Staatsverschuldung Portugal verschärft den Sparkurs

Portugal hat seine Hausaufgaben gemacht und erhält neue Milliarden aus dem Rettungspaket. Doch die Unsicherheit an den Finanzmärkten könnten für die die Portugiesen gefährlich werden.
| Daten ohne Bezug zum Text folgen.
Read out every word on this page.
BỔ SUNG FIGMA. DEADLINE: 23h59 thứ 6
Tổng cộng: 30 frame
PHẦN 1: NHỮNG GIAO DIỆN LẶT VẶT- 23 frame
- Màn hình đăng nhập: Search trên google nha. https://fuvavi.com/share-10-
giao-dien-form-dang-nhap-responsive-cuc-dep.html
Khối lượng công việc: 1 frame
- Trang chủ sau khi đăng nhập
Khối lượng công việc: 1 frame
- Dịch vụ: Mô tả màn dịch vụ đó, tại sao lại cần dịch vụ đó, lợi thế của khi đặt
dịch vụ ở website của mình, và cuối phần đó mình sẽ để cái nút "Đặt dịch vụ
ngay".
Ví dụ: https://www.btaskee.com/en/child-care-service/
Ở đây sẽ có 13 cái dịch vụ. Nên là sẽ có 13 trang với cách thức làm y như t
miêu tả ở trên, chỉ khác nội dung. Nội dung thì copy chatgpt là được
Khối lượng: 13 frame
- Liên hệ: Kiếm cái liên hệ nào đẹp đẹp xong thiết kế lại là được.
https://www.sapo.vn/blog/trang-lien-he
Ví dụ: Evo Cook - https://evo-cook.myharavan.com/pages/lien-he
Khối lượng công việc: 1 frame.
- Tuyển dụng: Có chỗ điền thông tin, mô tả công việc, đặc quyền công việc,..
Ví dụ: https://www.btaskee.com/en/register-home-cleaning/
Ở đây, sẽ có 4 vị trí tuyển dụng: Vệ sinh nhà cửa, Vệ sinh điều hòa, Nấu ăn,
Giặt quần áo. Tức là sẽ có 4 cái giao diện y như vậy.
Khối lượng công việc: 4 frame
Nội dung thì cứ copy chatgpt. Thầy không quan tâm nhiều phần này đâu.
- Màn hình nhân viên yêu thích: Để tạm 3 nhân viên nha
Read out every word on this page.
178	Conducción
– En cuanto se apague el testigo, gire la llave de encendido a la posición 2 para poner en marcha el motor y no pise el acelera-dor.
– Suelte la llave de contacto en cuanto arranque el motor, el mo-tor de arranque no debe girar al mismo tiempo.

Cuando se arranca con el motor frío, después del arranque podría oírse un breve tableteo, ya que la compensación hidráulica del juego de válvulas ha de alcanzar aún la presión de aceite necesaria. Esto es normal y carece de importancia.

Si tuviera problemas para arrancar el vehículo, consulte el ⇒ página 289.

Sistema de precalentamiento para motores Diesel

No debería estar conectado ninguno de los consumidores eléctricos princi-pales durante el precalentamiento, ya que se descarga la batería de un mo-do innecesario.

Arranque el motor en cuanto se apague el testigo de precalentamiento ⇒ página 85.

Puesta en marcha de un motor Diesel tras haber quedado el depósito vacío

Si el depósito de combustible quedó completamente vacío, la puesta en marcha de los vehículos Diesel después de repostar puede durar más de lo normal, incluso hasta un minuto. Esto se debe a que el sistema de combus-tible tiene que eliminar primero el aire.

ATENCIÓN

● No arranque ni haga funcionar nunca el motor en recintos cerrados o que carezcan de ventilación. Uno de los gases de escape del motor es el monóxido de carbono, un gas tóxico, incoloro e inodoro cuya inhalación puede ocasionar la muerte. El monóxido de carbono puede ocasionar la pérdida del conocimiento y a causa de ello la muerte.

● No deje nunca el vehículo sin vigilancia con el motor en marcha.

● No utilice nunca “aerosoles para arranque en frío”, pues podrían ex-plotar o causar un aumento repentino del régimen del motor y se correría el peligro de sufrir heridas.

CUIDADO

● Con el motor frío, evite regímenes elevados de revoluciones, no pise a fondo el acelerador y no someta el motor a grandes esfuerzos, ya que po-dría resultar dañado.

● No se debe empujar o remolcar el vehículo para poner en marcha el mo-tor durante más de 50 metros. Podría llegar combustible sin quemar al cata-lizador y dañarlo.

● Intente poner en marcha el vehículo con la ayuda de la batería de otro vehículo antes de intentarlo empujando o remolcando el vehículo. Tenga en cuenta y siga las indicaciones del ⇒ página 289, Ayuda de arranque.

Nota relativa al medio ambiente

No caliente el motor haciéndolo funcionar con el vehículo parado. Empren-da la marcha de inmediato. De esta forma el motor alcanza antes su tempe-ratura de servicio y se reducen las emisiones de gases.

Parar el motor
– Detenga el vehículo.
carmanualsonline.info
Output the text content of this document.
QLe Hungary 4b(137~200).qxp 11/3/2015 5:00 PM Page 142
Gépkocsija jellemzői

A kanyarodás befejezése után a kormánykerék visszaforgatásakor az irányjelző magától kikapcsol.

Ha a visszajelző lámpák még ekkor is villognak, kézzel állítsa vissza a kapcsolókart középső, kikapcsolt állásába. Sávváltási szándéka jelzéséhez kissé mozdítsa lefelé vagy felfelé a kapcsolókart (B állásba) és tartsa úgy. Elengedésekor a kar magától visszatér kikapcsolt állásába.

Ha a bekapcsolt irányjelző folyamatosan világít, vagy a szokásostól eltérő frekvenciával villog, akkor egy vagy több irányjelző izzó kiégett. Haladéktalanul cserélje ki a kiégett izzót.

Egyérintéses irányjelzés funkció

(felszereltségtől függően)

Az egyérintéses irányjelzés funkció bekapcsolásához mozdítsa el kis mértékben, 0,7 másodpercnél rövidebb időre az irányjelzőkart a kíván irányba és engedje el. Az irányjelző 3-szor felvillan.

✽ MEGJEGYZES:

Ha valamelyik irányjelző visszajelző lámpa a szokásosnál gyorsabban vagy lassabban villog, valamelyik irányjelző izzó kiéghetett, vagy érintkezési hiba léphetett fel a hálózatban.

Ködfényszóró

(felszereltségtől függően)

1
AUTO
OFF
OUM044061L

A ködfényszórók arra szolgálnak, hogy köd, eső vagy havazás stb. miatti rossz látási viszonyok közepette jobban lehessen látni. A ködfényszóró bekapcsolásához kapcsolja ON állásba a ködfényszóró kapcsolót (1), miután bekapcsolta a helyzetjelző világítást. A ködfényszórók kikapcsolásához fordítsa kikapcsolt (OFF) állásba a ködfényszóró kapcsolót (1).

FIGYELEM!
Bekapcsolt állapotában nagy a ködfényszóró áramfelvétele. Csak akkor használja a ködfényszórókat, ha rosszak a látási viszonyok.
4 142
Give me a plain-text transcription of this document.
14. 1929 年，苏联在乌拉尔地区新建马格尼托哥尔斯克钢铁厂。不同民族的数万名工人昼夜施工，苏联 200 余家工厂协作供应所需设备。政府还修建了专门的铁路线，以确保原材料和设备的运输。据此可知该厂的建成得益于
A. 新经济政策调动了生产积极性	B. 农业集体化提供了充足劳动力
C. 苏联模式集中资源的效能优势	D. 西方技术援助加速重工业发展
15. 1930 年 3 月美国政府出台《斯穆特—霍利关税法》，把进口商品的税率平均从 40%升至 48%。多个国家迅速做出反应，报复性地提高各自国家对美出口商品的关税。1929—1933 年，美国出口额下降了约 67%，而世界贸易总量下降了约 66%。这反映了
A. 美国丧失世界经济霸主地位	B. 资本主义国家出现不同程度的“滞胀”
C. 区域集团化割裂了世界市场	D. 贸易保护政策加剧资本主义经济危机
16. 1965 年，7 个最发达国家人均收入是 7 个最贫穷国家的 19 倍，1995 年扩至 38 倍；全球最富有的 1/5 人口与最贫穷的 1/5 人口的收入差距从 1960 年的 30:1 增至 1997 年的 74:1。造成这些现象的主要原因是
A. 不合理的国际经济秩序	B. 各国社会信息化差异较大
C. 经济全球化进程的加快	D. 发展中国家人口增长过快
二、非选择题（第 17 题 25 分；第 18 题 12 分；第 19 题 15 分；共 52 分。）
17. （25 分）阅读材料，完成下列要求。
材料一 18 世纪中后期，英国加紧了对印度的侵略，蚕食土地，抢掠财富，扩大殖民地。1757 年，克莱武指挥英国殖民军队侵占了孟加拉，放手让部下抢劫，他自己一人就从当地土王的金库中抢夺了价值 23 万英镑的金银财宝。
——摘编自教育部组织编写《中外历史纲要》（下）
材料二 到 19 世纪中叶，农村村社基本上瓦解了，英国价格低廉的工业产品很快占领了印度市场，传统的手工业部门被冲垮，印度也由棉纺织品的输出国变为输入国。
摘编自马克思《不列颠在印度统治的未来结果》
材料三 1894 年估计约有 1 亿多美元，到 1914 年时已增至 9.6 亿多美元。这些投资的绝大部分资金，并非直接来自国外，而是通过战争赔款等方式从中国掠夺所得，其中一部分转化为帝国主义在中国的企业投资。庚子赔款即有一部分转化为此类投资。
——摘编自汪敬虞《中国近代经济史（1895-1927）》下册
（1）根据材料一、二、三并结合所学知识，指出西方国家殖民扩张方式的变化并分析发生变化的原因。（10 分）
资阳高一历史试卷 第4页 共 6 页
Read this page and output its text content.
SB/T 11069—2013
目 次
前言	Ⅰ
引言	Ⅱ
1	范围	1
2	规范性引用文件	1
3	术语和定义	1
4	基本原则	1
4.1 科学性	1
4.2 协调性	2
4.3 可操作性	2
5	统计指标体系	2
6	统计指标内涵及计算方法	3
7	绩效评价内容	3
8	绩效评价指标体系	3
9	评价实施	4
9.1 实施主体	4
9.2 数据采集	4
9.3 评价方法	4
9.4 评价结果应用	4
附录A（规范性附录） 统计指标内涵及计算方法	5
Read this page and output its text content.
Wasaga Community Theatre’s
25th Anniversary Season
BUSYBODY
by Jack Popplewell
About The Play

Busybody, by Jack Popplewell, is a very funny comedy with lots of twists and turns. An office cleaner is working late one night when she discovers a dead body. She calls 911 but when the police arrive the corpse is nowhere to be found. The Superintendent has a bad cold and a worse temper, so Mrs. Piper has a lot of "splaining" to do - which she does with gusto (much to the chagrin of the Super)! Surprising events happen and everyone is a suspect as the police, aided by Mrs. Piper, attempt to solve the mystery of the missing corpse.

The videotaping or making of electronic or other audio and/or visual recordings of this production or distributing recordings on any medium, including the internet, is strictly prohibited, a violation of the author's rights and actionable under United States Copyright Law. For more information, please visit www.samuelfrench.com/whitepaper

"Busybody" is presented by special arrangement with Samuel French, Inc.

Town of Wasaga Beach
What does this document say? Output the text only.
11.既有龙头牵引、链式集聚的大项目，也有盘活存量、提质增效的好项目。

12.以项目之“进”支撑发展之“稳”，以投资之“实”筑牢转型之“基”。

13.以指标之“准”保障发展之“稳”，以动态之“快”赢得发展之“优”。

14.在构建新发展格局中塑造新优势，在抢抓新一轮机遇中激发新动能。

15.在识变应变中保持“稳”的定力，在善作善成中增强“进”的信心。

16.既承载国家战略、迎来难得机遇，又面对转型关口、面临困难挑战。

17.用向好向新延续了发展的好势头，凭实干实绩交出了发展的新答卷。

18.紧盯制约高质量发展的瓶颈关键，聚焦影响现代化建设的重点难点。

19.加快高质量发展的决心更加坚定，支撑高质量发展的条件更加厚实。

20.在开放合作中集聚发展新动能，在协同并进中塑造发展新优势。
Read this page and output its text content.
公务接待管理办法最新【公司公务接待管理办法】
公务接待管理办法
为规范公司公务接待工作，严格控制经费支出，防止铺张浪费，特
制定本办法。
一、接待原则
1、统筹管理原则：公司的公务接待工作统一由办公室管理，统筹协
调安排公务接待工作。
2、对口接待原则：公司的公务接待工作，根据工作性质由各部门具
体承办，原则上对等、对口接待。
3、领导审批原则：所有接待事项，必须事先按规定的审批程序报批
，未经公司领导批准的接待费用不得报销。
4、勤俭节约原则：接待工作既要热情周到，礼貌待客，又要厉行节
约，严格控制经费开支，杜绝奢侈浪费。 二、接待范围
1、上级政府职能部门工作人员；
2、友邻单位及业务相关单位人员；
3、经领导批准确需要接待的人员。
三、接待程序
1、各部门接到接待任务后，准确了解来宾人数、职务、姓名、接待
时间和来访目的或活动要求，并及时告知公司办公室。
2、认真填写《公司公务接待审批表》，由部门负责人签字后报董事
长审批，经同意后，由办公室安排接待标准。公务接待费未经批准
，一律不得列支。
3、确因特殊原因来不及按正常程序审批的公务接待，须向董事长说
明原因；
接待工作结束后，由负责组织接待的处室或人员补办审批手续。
Der portugiesische Quelle: dpa

Gute Nachrichten im Kampf gegen die Schuldenkrise: Portugal hat bei der Sanierung seiner maroden Staatsfinanzen ein erstes Etappenziel erreicht. Nach Angaben der Geldgeber ist das hochverschuldete Euro-Land auf einem guten Weg. „Die Evaluierung ist sehr positiv“, sagte Jürgen Kröger, Vertreter der Europäischen Kommission, am Freitag in Lissabon. Die Troika aus Kommission, Internationalem Währungsfonds und Europäischer Zentralbank hat deshalb die Auszahlung einer zweiten Tranche aus dem 78 Milliarden Euro schweren Rettungspaket empfohlen.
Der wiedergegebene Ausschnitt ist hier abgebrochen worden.